Small addition to John Rennie answer.In fact, if you hold a ball in your hand and will release it, then the ball starts its motion with non zero acceleration but zero speed.

I think it is not trivial fact. There is an interesting story about it in the history of science. Galileo Galilei spent a lot of time to understand how a body can start its motion with zero velocity. For his time it sounded like an absurd and nobody believed him.
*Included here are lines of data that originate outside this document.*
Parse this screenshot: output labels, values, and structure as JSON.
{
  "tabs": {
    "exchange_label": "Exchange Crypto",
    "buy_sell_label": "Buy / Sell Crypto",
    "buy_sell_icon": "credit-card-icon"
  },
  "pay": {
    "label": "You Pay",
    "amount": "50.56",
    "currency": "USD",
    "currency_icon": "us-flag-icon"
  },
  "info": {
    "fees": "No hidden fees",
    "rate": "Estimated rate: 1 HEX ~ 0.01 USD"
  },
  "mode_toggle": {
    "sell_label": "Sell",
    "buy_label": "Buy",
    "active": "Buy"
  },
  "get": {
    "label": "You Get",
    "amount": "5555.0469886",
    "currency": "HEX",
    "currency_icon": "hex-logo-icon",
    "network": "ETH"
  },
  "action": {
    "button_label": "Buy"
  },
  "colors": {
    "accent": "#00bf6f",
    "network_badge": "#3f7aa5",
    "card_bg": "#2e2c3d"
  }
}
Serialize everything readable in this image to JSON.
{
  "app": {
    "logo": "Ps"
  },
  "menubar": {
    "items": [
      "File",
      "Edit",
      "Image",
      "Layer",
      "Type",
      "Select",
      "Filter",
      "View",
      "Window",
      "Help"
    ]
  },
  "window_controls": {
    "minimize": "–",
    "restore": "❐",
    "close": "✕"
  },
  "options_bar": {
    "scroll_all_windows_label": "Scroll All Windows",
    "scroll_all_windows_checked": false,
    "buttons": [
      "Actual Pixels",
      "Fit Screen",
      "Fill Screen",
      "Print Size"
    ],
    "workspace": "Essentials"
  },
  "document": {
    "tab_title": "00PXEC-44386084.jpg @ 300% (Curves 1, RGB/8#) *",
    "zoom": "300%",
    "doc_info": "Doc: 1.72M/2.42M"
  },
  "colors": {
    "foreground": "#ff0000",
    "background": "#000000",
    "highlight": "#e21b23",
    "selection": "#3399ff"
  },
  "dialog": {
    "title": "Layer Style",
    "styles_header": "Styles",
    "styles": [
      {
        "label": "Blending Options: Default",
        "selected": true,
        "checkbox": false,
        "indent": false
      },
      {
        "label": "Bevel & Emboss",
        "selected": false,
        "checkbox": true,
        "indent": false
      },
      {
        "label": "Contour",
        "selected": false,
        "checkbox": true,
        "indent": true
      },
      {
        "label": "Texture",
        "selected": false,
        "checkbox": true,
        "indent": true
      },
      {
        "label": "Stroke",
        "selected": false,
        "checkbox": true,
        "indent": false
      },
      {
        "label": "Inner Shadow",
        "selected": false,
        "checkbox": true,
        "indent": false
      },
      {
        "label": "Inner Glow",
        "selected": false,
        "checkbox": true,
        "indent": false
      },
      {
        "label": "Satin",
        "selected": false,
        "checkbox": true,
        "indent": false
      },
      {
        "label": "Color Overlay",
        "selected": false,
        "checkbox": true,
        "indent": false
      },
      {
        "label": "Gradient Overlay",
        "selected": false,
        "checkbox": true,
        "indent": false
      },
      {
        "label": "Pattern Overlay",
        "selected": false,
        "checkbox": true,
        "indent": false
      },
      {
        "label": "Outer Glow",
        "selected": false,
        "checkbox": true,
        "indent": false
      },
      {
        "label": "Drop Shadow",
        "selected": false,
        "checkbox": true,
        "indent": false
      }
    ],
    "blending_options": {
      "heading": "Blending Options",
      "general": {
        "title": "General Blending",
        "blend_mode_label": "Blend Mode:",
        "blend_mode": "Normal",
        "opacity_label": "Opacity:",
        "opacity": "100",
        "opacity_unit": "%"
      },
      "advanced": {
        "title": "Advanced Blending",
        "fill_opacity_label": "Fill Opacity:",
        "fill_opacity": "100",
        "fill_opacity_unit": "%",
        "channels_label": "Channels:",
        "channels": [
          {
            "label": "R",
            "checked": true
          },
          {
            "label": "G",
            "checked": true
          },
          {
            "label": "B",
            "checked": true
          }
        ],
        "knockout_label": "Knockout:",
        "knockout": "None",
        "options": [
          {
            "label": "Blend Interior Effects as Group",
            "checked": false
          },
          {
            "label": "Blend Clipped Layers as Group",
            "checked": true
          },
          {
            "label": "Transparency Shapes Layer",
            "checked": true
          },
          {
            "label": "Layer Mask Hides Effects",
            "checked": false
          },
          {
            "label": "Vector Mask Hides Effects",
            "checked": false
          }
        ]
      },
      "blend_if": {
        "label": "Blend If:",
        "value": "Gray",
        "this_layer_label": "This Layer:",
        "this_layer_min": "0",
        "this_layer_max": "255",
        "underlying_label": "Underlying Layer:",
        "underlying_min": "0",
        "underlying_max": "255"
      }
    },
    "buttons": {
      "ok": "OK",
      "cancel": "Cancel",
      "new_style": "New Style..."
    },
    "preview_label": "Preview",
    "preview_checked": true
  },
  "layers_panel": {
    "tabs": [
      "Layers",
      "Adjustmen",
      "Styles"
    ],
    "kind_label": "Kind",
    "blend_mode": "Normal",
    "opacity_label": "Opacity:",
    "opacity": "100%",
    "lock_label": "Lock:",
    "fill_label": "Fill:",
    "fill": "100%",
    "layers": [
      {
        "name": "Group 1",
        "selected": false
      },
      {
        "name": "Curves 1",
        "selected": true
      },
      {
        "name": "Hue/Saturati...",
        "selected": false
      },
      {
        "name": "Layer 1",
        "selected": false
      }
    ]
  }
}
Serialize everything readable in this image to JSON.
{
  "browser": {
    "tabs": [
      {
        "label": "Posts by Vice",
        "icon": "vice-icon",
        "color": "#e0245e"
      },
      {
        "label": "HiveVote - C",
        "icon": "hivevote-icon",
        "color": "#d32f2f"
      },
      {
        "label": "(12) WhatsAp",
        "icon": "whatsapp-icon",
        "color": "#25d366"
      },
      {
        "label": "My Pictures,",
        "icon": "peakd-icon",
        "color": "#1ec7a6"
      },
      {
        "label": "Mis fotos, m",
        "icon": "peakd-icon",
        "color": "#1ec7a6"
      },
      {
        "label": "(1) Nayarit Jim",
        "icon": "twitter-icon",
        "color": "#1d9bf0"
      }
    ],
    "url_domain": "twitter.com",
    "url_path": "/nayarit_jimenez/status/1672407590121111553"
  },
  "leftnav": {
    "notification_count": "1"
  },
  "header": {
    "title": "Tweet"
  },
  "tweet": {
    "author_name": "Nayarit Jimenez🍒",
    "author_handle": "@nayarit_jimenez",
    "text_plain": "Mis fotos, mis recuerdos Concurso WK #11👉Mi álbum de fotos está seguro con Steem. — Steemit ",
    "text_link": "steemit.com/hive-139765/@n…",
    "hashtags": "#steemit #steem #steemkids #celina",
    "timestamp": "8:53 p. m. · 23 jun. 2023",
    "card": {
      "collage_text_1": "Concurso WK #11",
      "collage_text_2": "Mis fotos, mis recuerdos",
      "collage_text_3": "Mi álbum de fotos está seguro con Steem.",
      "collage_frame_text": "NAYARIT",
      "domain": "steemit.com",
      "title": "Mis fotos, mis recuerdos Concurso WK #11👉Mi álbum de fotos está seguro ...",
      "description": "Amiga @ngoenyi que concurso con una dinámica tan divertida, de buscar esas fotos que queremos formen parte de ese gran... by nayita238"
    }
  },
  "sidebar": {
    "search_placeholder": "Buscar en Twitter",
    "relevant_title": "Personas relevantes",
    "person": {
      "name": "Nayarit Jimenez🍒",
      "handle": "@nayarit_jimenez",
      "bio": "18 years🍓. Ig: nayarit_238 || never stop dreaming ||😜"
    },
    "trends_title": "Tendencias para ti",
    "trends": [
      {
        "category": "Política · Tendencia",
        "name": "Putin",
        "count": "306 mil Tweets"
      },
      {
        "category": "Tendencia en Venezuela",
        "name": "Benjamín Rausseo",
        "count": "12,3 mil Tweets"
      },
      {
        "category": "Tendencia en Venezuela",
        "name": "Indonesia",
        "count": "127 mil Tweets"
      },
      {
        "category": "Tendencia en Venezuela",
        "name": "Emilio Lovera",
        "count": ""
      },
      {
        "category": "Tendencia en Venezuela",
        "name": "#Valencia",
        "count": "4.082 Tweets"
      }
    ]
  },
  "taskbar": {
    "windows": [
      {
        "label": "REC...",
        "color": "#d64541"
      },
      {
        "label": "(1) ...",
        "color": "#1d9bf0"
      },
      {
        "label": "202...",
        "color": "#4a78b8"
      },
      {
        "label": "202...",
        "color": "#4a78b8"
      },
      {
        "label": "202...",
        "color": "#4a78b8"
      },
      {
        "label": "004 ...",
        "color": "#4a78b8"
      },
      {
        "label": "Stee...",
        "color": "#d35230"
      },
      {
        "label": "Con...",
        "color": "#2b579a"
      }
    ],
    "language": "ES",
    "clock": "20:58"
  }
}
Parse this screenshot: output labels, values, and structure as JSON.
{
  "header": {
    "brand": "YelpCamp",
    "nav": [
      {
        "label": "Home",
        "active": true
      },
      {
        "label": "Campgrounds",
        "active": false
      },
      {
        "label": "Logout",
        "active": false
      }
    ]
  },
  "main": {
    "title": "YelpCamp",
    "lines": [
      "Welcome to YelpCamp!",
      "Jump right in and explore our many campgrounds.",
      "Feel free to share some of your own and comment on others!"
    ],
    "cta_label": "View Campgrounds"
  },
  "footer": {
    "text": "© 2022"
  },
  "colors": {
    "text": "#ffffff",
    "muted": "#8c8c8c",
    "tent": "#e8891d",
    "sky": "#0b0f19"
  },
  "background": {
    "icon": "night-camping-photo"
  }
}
In his book «Dialogues Concerning Two New Sciences», he convinced himself (and everybody else) by the following remarkable explanations why $v(t)$ can be zero for $t=0$:

The second funny story was about equation of motion: since $v=0$ in the beginning of motion, Galilei assumed that the speed of free falling body should be proportional to the distance passed: $v(t)=a\,l(t)$, where $a$ is a some constant. Later he proved that such motion is simply impossible for the initial condition $l(0)=0$. Then he found the correct equation $v(t)=a\,t$.

Later John Napier consider Galileo's equation $v(t)=a\,l(t)$ for $l(0)\neq 0$ and thus he discover logarithmic function!

## @Martin Kochanski 2016-06-22 09:07:10

This is an excellent answer because it shows that the "silly questions" that beginners ask are often the deep philosophical ones that we have forgotten to think about.